Security Software Tools Expected to Mature in Small-to-Medium Businesses

As midsize companies continue to struggle with the same security concerns as larger enterprises using drastically fewer resources, some analysts and IT managers believe that in the coming years they will begin to turn en masse to security information management (SIM) tools to help bridge the gap.

A recent report by Forrester Research predicts that in the next four years the number of SIM customers with fewer than 1,000 employees will skyrocket. Currently small to medium businesses make up less than 1 percent of the SIM market, but Forrester believes that by 2011 these businesses will account for nearly 30 percent of the market.

The midsize move to acquire SIM technology will be a part of an overall jump in the SIM market, wrote Forrester analyst Paul Stamp. He believes that overall spending on SIM will shoot up from $524 million this year to $1.13 billion in 2011.

“Customers are looking more closely at how to streamline both the incident response process, which requires real-time identification of the incident, and the ability to query historical data for previous egregious activity,” he wrote. “Regulations and contractual mandates often go further than producing audit reports, too, requiring real time alerts when policies are violated on critical systems.”

According to a recent study conducted by CIO Insight , SMBs suffer from a similar number of security breaches as big companies but they usually don’t have the staff or the tools to quickly understand their causes and effects in order to respond properly to them.

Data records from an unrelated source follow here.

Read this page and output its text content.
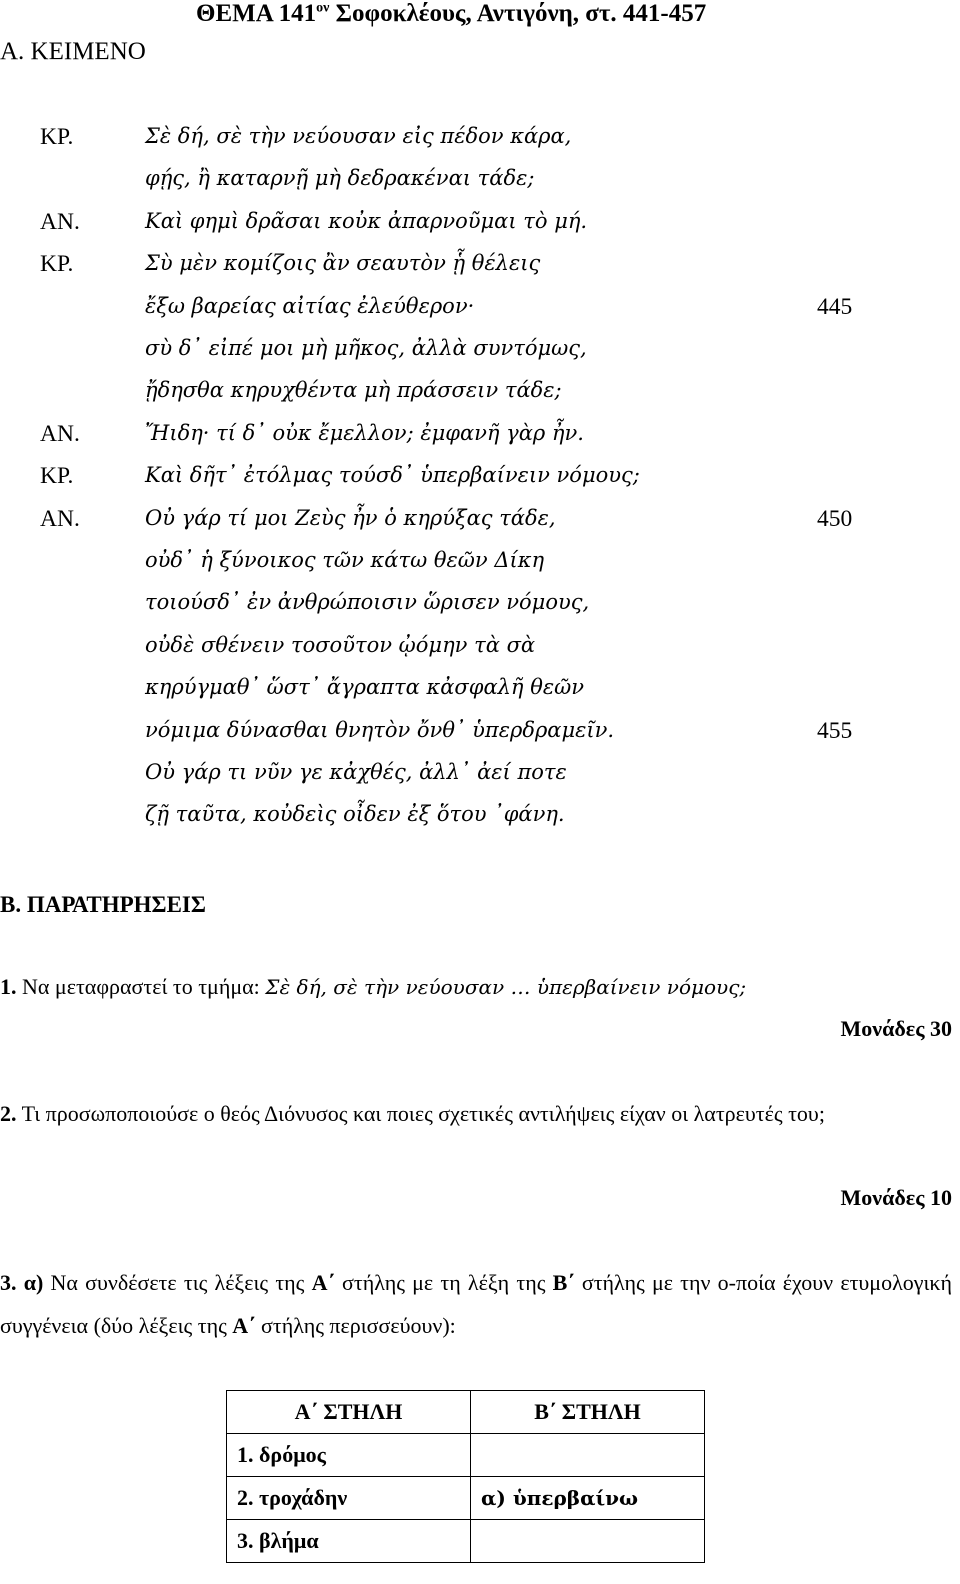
ΘΕΜΑ $141^{o\nu}$ Σοφοκλέους, Αντιγόνη, στ. 441-457
Α. ΚΕΙΜΕΝΟ
ΚΡ.	Σὲ δή, σὲ τὴν νεύουσαν εἰς πέδον κάρα,
φῄς, ἢ καταρνῇ μὴ δεδρακέναι τάδε;
ΑΝ.	Καὶ φημὶ δρᾶσαι κοὐκ ἀπαρνοῦμαι τὸ μή.
ΚΡ.	Σὺ μὲν κομίζοις ἂν σεαυτὸν ᾗ θέλεις
ἔξω βαρείας αἰτίας ἐλεύθερον·	445
σὺ δ᾽ εἰπέ μοι μὴ μῆκος, ἀλλὰ συντόμως,
ᾔδησθα κηρυχθέντα μὴ πράσσειν τάδε;
ΑΝ.	Ἤιδη· τί δ᾽ οὐκ ἔμελλον; ἐμφανῆ γὰρ ἦν.
ΚΡ.	Καὶ δῆτ᾽ ἐτόλμας τούσδ᾽ ὑπερβαίνειν νόμους;
ΑΝ.	Οὐ γάρ τί μοι Ζεὺς ἦν ὁ κηρύξας τάδε,	450
οὐδ᾽ ἡ ξύνοικος τῶν κάτω θεῶν Δίκη
τοιούσδ᾽ ἐν ἀνθρώποισιν ὥρισεν νόμους,
οὐδὲ σθένειν τοσοῦτον ᾠόμην τὰ σὰ
κηρύγμαθ᾽ ὥστ᾽ ἄγραπτα κἀσφαλῆ θεῶν
νόμιμα δύνασθαι θνητὸν ὄνθ᾽ ὑπερδραμεῖν.	455
Οὐ γάρ τι νῦν γε κἀχθές, ἀλλ᾽ ἀεί ποτε
ζῇ ταῦτα, κοὐδεὶς οἶδεν ἐξ ὅτου ᾽φάνη.
Β. ΠΑΡΑΤΗΡΗΣΕΙΣ
1. Να μεταφραστεί το τμήμα: Σὲ δή, σὲ τὴν νεύουσαν … ὑπερβαίνειν νόμους;
Μονάδες 30
2. Τι προσωποποιούσε ο θεός Διόνυσος και ποιες σχετικές αντιλήψεις είχαν οι λατρευτές του;
Μονάδες 10
3. α) Να συνδέσετε τις λέξεις της Α΄ στήλης με τη λέξη της Β΄ στήλης με την ο-ποία έχουν ετυμολογική συγγένεια (δύο λέξεις της Α΄ στήλης περισσεύουν):
Α΄ ΣΤΗΛΗ	Β΄ ΣΤΗΛΗ
1. δρόμος	
2. τροχάδην	α) ὑπερβαίνω
3. βλήμα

As SIM price points drop and the technology matures, Stamp believes that the technology will enable SMBs to get a better handle on these incidents.

As an early adopter of SIM within the SMB market, TruMark Financial Credit Union is a prime example of how the technology can make a big difference within a small organization. This Philadelphia-area credit union services approximately 80,000 members with just 250 employees.

According to Matt Roedell, vice president of information security and network management for TruMark, the company deployed SIM technology from TriGeo Network Security in order to get a better real-time view of security events in order to deal with them quickly before they ever have a chance to snowball. He calls the technology the “backbone” of TruMark’s security program

“One of the problems you face without SIM is your inability to know in real-time what is happening in your environment. (Before SIM) there was no single tool that brought together an overview of our environment in real time,” Roedell said. “Unless you know what is happening there is no way you can be proactive in nature and start your incident response to investigate these events before they become something big.”

He says that the traditional intrusion detection and prevention systems that many of his colleagues rely upon do nothing more than fill a massive log of events that many small businesses don’t have the resources to monitor or sift through in order make use of the data.

“You deploy probes around your network and what you get is a bunch of emails that say ‘This trigger’s gone, that trigger’s gone.’ But there’s not a whole lot of correlating,” he said. “Typically you would get that email–if anyone was even looking at it–and it is possible by the time you even see it, it is too late and your network is saturated, your T1s are saturated, you can’t get to your equipment to even try to troubleshoot it or turn anything off.”

TruMark uses TriGeo to automatically prioritize and correlate events in order to provide the IT department with actionable recommendations to prevent major problems. Roedell says that his SIM makes it possible to secure his environment with the help of only one other security practitioner. He believes that this efficiency is a key driver for SIM within a smaller organization.

“If you can implement SIM you can enable people to do more of what they’re supposed to do. You can either pay someone to sit and look at log all day, and its never going to work right, or you can have people working on proactive measures all day and use this as a tool to alert them to more significant events so that they can be more productive,” he said. “Staffing is a larger concern the smaller you are. What SIM does is enable you to not have to employ a whole bunch of top-end security professionals. You can have someone implement it and baseline it correctly, and then it can be managed by other individuals once you have it configured.”